Anyone have a tried and true recipe for spare ribs like you'd get at a Chinese restaurant in the Boston area?  I'm working on a menu for a luau and need to try out some recipes!  =)
Thanks!!!!


----------



## masteraznchefjr (Oct 8, 2004)

So i don't really know how much of each casue ijust measure stuff with my eye or when i think its enough. 

take chinese black vingegar pour apprx 1 1/2 cups, crushed garlic - 2 or 3 cloves, 3 table spoons of sugar, soy sauce like 1/2 cup or 3/4 cup, a little salt, Marinate the ribs in this with a bag for two days or 3 then grill it or bake it.


----------



## norgeskog (Oct 8, 2004)

masteraznchefjr said:
			
		

> So i don't really know how much of each casue ijust measure stuff with my eye or when i think its enough.
> 
> take chinese black vingegar pour apprx 1 1/2 cups, crushed garlic - 2 or 3 cloves, 3 table spoons of sugar, soy sauce like 1/2 cup or 3/4 cup, a little salt, Marinate the ribs in this with a bag for two days or 3 then grill it or bake it.



I have never heard of Chinese black vinegar, somewhat like balsamic?


----------



## masteraznchefjr (Oct 8, 2004)

youll find it in a chinese store its looks like this


----------



## norgeskog (Oct 8, 2004)

Thanks, I will look for it.


----------



## Psiguyy (Oct 8, 2004)

I like to make a paste out of Chinese bean sauce, sugar, garlic, ginger, dash of 5-spice, soy sauce, and oyster sauce.  Rub into ribs.  Marinate over night.  Cook slow on indirect heat in a grill until tender.  

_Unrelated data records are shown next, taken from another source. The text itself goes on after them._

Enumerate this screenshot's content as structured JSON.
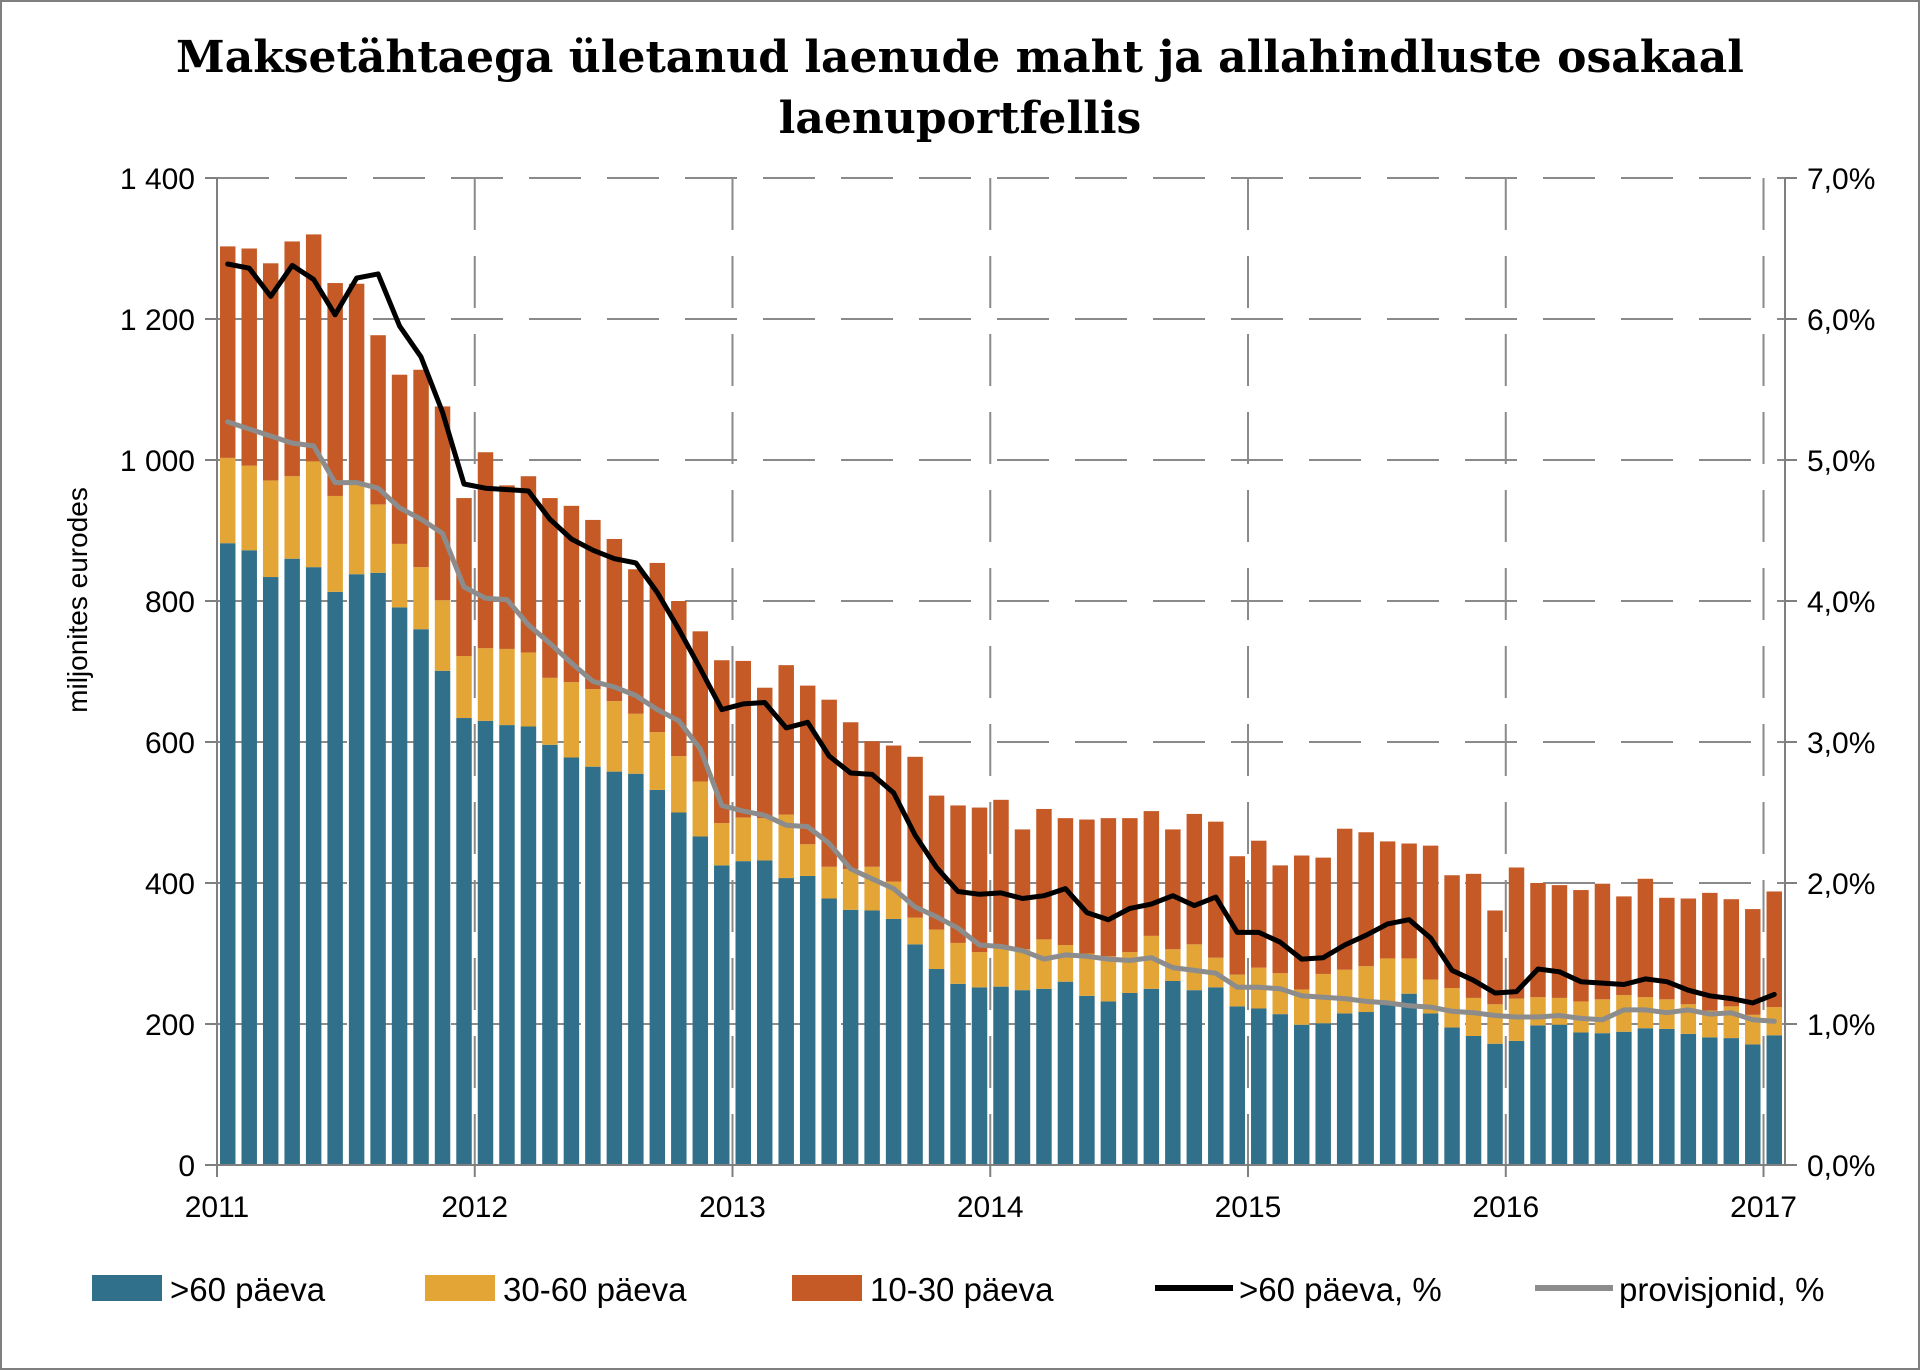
{
  "chart_data": {
    "type": "bar",
    "title_lines": [
      "Maksetähtaega ületanud laenude maht ja allahindluste osakaal",
      "laenuportfellis"
    ],
    "ylabel": "miljonites eurodes",
    "ylim": [
      0,
      1400
    ],
    "y2lim": [
      0,
      7.0
    ],
    "yticks": [
      "0",
      "200",
      "400",
      "600",
      "800",
      "1 000",
      "1 200",
      "1 400"
    ],
    "y2ticks": [
      "0,0%",
      "1,0%",
      "2,0%",
      "3,0%",
      "4,0%",
      "5,0%",
      "6,0%",
      "7,0%"
    ],
    "xticks": [
      "2011",
      "2012",
      "2013",
      "2014",
      "2015",
      "2016",
      "2017"
    ],
    "grid": true,
    "legend_position": "bottom",
    "bar_months": 73,
    "series": [
      {
        "name": ">60 päeva",
        "kind": "bar",
        "color": "#31708a",
        "values": [
          882,
          872,
          834,
          860,
          848,
          813,
          838,
          840,
          791,
          760,
          701,
          634,
          630,
          624,
          622,
          596,
          578,
          565,
          558,
          555,
          532,
          500,
          466,
          425,
          431,
          432,
          407,
          410,
          378,
          362,
          361,
          349,
          313,
          278,
          257,
          252,
          253,
          248,
          250,
          260,
          240,
          232,
          244,
          250,
          261,
          248,
          252,
          225,
          222,
          214,
          199,
          201,
          215,
          217,
          231,
          243,
          215,
          195,
          183,
          172,
          176,
          198,
          199,
          188,
          187,
          189,
          194,
          193,
          186,
          181,
          180,
          171,
          184
        ]
      },
      {
        "name": "30-60 päeva",
        "kind": "bar",
        "color": "#e3a535",
        "values": [
          121,
          120,
          137,
          117,
          150,
          136,
          127,
          97,
          90,
          88,
          100,
          88,
          103,
          108,
          105,
          95,
          107,
          110,
          100,
          85,
          82,
          80,
          78,
          60,
          62,
          60,
          90,
          45,
          45,
          58,
          62,
          53,
          38,
          56,
          58,
          50,
          55,
          58,
          70,
          52,
          60,
          64,
          58,
          75,
          45,
          65,
          42,
          45,
          58,
          58,
          50,
          70,
          62,
          65,
          62,
          50,
          48,
          56,
          54,
          56,
          60,
          40,
          38,
          44,
          48,
          52,
          44,
          42,
          42,
          38,
          45,
          42,
          40
        ]
      },
      {
        "name": "10-30 päeva",
        "kind": "bar",
        "color": "#c55a27",
        "values": [
          300,
          308,
          308,
          333,
          322,
          302,
          285,
          240,
          240,
          280,
          275,
          224,
          278,
          232,
          250,
          255,
          250,
          240,
          230,
          205,
          240,
          220,
          213,
          231,
          222,
          185,
          212,
          225,
          237,
          208,
          178,
          193,
          228,
          190,
          195,
          205,
          210,
          170,
          185,
          180,
          190,
          196,
          190,
          177,
          170,
          185,
          193,
          168,
          180,
          153,
          190,
          165,
          200,
          190,
          166,
          163,
          190,
          160,
          176,
          133,
          186,
          162,
          160,
          158,
          164,
          140,
          168,
          144,
          150,
          167,
          152,
          150,
          164
        ]
      },
      {
        "name": ">60 päeva, %",
        "kind": "line",
        "color": "#000000",
        "values": [
          6.39,
          6.36,
          6.16,
          6.38,
          6.28,
          6.03,
          6.29,
          6.32,
          5.95,
          5.73,
          5.34,
          4.83,
          4.8,
          4.79,
          4.78,
          4.58,
          4.44,
          4.36,
          4.3,
          4.27,
          4.06,
          3.8,
          3.52,
          3.23,
          3.27,
          3.28,
          3.1,
          3.14,
          2.9,
          2.78,
          2.77,
          2.64,
          2.34,
          2.11,
          1.94,
          1.92,
          1.93,
          1.89,
          1.91,
          1.96,
          1.79,
          1.74,
          1.82,
          1.85,
          1.91,
          1.84,
          1.9,
          1.65,
          1.65,
          1.58,
          1.46,
          1.47,
          1.56,
          1.63,
          1.71,
          1.74,
          1.61,
          1.38,
          1.31,
          1.22,
          1.23,
          1.39,
          1.37,
          1.3,
          1.29,
          1.28,
          1.32,
          1.3,
          1.24,
          1.2,
          1.18,
          1.15,
          1.21
        ]
      },
      {
        "name": "provisjonid, %",
        "kind": "line",
        "color": "#8c8c8c",
        "values": [
          5.27,
          5.22,
          5.17,
          5.12,
          5.1,
          4.84,
          4.84,
          4.8,
          4.66,
          4.58,
          4.48,
          4.1,
          4.02,
          4.01,
          3.83,
          3.7,
          3.56,
          3.43,
          3.39,
          3.33,
          3.23,
          3.15,
          2.95,
          2.55,
          2.51,
          2.48,
          2.41,
          2.4,
          2.28,
          2.1,
          2.03,
          1.96,
          1.83,
          1.76,
          1.68,
          1.56,
          1.55,
          1.52,
          1.46,
          1.49,
          1.48,
          1.46,
          1.45,
          1.47,
          1.4,
          1.38,
          1.36,
          1.26,
          1.26,
          1.25,
          1.2,
          1.19,
          1.18,
          1.16,
          1.15,
          1.13,
          1.12,
          1.09,
          1.08,
          1.06,
          1.05,
          1.05,
          1.06,
          1.04,
          1.03,
          1.1,
          1.1,
          1.08,
          1.1,
          1.07,
          1.08,
          1.03,
          1.02
        ]
      }
    ]
  }
}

The bean sauce is the brown stuff that usually comes in jars.  It's fermented soy beans.  About equal parts bean sauce and sugar.  The rest by taste.  Soy sauce and Oyster sauce just to thin it out a bit.  I do it in a food processor to break up the beans.


----------



## spryte (Oct 9, 2004)

Thanks!!!


----------